Şekerlerle dopdolu mısır tarlası gibi tatlılaşsın,
Kutluluk meydanından topu çelsin;
Eyeri vurup yağız devlet atına binsin.
Ay gibi ikbal burcundan doğan bu Feridun baştanbaşa sevgidir.
Hamd olsun Allah’a; devlet köşkünde rütbesi, mansıbı artar.
670 yılında bir Salı günü anasından doğdu.
Zilkade’nin sekiziydi; öğleyi iki saat geçmişti.
Hüsrevler soyundandır.
Şirin gibi sevgili olur elbet.
Ana tarafından da soylu bir padişahtır ;
Baba tarafından da.
Kara gözleri huriler gibi cennetten gelmiştir.
Ergenlik çağına gelip yetişince bu şiirimi görür, beğenir.
Dilerim, binlerce yıl yaşasın.
Feridun, sen de bu dûaya candan âmin de.

Bir gün de Mevlâna bu kutlu torununu sevip okşarken, Sultan Veled’e;

-Bahâeddin, bu çocukta yedi velînin nurunu görüyorum : Babam Bahaeddin’in, Seyyid Burhâneddin’in, Şems-i Tebrizî’nin, Şeyh Salâhaddin’in, Çelebi Hüsâmeddin’in, benim ve senin, buyurdu.

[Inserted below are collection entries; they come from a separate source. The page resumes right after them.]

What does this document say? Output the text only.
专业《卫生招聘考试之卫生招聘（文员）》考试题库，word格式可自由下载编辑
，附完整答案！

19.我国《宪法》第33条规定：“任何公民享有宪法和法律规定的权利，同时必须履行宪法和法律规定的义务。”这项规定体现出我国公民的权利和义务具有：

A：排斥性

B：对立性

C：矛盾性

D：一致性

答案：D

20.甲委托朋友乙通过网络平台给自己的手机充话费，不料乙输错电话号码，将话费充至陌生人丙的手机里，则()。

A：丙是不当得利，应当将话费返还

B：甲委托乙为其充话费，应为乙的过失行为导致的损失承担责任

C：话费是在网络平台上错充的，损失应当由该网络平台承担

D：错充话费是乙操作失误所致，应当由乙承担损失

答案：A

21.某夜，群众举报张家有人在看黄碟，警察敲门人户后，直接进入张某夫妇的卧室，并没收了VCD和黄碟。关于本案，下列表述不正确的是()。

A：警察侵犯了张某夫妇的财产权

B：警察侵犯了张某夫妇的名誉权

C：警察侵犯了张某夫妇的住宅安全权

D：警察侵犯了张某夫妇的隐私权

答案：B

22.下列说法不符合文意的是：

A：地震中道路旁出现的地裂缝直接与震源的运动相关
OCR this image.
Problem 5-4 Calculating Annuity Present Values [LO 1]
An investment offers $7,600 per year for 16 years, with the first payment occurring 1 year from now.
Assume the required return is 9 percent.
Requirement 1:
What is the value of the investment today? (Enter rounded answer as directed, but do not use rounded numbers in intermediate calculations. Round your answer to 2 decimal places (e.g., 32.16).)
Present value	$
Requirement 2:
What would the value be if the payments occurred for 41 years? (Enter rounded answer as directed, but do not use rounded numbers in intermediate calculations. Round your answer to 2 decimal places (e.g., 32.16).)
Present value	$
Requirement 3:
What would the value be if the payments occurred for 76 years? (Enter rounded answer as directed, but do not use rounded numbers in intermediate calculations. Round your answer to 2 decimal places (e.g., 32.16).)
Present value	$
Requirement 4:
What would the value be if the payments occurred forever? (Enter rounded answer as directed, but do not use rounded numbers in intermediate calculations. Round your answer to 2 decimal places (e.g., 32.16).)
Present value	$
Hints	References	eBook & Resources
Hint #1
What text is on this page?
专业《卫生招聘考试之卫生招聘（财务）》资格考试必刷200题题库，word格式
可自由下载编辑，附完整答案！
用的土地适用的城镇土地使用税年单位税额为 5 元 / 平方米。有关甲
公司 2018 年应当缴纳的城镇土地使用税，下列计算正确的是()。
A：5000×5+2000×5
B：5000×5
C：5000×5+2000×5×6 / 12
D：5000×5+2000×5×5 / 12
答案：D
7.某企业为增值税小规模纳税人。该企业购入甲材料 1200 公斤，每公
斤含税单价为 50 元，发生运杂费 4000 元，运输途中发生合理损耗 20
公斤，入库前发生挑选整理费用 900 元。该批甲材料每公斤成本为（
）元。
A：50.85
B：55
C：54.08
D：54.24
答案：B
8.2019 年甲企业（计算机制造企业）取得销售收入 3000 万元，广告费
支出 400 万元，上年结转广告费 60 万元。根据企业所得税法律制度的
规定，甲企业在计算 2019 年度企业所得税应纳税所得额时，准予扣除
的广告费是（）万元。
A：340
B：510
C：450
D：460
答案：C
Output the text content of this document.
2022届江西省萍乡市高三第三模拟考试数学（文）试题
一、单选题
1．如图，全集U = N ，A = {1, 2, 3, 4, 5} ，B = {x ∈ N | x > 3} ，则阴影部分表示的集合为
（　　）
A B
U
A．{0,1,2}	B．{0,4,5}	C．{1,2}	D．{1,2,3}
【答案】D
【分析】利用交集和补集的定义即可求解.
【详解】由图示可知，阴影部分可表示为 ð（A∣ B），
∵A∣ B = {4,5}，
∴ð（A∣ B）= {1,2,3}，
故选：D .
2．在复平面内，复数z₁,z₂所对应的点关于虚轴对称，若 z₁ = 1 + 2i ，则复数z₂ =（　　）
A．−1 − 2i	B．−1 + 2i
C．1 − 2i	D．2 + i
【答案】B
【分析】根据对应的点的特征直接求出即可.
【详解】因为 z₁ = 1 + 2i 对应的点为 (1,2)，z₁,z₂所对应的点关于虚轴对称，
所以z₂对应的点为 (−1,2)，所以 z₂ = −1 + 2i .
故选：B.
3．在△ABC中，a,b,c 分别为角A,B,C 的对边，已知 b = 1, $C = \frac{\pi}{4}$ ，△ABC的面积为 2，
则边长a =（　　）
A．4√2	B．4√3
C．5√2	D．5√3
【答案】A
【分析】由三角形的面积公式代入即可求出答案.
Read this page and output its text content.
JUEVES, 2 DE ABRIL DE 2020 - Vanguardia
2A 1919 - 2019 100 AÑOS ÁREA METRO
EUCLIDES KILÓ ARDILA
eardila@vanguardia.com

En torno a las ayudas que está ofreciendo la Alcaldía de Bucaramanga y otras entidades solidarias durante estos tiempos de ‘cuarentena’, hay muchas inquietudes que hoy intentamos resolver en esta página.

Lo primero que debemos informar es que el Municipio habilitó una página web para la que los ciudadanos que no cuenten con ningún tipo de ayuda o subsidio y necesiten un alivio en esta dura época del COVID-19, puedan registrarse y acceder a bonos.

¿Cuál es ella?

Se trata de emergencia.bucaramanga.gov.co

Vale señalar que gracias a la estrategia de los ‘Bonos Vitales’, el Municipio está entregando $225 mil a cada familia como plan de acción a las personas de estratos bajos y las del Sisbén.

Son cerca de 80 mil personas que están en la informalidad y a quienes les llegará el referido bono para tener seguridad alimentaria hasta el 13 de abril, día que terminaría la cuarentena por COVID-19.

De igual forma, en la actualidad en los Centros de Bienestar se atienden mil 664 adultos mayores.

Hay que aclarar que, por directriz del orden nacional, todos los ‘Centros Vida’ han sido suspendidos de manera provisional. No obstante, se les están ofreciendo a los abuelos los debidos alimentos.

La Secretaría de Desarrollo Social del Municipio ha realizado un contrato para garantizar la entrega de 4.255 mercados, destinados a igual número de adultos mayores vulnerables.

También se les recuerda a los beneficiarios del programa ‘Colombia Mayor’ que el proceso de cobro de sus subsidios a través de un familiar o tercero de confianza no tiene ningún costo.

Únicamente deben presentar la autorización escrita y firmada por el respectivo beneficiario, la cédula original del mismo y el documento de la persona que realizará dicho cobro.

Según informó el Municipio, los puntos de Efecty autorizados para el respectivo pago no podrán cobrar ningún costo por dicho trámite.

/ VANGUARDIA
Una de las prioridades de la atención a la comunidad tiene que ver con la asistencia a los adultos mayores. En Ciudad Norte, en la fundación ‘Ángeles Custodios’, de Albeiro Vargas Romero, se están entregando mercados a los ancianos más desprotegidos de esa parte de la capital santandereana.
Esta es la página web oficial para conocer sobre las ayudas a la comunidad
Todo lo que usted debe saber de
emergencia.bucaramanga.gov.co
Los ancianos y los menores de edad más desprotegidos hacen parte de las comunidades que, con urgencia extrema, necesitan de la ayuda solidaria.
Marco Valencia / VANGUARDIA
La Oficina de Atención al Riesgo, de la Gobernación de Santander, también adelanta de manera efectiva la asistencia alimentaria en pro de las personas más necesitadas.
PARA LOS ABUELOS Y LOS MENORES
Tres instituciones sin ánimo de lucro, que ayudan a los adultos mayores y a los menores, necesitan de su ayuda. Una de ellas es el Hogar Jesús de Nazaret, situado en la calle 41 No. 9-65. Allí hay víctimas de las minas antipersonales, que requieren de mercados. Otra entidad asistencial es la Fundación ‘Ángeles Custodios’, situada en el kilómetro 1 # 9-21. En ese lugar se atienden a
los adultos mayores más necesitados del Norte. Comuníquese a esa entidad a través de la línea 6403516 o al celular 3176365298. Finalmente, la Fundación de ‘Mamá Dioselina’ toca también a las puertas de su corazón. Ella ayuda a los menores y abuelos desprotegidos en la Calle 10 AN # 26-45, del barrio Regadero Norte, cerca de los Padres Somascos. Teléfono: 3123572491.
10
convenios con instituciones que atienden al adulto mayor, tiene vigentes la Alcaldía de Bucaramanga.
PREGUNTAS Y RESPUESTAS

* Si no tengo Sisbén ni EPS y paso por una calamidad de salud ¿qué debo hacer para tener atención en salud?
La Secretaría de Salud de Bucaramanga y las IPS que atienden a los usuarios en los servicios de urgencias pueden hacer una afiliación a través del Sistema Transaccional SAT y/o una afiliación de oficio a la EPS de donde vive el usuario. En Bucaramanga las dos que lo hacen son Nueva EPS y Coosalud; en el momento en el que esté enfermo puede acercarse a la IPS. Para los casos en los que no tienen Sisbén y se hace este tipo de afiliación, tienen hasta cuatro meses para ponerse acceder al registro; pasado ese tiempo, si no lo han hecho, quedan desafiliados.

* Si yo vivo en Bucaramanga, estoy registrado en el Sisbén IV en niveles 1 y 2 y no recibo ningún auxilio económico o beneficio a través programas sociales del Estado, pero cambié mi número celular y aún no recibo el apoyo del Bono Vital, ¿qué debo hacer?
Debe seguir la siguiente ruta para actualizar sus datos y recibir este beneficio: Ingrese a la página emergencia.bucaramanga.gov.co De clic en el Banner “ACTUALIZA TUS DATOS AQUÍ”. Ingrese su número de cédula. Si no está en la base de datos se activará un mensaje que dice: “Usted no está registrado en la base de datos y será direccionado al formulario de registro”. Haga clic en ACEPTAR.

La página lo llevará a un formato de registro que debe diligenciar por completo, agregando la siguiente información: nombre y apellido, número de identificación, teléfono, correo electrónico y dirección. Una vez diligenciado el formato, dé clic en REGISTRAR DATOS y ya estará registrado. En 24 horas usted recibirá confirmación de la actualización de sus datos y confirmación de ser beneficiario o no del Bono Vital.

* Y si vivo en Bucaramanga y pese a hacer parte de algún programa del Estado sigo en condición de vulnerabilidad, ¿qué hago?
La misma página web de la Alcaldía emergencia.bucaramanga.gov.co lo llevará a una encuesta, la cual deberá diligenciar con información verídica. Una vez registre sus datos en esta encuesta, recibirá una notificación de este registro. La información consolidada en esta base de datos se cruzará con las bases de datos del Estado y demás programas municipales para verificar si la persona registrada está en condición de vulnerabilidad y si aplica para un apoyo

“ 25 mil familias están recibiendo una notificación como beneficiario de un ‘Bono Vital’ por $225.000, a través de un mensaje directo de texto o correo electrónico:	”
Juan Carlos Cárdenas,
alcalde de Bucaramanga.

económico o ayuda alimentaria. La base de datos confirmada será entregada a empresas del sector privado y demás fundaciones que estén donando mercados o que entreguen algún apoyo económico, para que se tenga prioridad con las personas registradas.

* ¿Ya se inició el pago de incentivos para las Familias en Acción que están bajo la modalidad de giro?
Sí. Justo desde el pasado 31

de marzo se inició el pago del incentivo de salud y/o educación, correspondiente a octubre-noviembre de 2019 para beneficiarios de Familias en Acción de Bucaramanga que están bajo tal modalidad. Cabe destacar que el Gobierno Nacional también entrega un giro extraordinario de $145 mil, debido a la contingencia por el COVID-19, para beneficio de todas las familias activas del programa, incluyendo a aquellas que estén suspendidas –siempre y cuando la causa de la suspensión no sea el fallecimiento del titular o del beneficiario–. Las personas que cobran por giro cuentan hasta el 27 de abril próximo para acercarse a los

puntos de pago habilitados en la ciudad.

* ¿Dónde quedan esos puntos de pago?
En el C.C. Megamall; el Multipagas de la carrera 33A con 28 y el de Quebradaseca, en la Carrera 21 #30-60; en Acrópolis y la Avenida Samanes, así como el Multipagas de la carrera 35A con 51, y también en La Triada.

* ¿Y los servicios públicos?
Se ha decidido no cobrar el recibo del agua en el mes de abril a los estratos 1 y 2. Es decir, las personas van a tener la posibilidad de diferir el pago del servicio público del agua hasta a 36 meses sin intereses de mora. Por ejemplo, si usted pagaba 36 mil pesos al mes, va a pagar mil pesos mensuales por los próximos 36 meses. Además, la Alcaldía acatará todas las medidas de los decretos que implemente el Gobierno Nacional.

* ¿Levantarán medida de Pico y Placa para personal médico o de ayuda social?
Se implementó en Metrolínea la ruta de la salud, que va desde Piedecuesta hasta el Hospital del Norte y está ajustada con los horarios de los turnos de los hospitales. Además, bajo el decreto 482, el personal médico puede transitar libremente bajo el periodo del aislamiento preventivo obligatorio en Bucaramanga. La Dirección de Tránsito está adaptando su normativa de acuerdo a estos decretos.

Şimdi, Ulu Ârif Çelebi’nin çocukluk günlerini düşünürken Menâkıbu’l-Ârifîn’den şu satırları aktaralım :

“Ârifin beşiğini Mevlâna’nın yanına getirdikleri zaman Mevlâna mübarek eliyle üzerindeki örtüyü kaldırıp inayet nazarları ile mütemadiyen beşiğin içine baktı. Bu kundak çocuğu da Hakk’ın inayeti ile büyük babasına karşı bir takım hareketler yapmaya başladı. Mevlâna, Ârif, “ALLAH” de, buyurdu. Hemen söylemek kudretini veren Cenab-ı Hakk’ın dile getirmesiyle İsa’nın dili gibi fesahatle “Allah” demeye başladı. Öyle ki çevredekilerin hepsi bunu işitip feryat ettiler. Bir kısmı o hâlin dehşetinden bayıldı…”

Ulu Ârif Çelebi büyüdükçe hâli, tavrı, yürüyüşü, semâı velhâsıl her şeyi Mevlâna’ya çok benziyordu. Fakat meşrebi Şems-i Tebrizî gibi celâlli idi. Kendisine hürmet ve aşk derecesinde sevgi gösterenlerden biri de babası Sultan Veled’di. “Velî’yi velî bilir, ârifi ârif anlar” gereğince gerçeği görüyor, oğlunu evlat sevgisinin çok fevkinde seviyordu.

Emir Kayser-i Tebrizî’nin kızı Devlet Hatun’la evlenmiş olan Ulu Ârif Çelebi çok seyahat ederdi. Hemen bütün Anadolu’yu gezmiş, Irak ve Tebriz’e kadar gitmişti

Sohbetlerinde;

-Peygamber ve velîler mucize ve keramet için değil, insanları Hakk’a davet için bu âleme gelmişlerdir. Fakat bedbahtların inkârları sebebiyle olağanüstü şeyler gösterirler ki başkaları ibret alsın, buyururdu. Yine buyururdu ki :

-Mevlâna’nın kutsî ruhunun hakkı için söylüyorum, ben kendimi göstermeyi asla sevmem. Keramet de hiç hoşuma gitmez; ama bazı zaman vâkî olan şeyler dostları teşvik içindir.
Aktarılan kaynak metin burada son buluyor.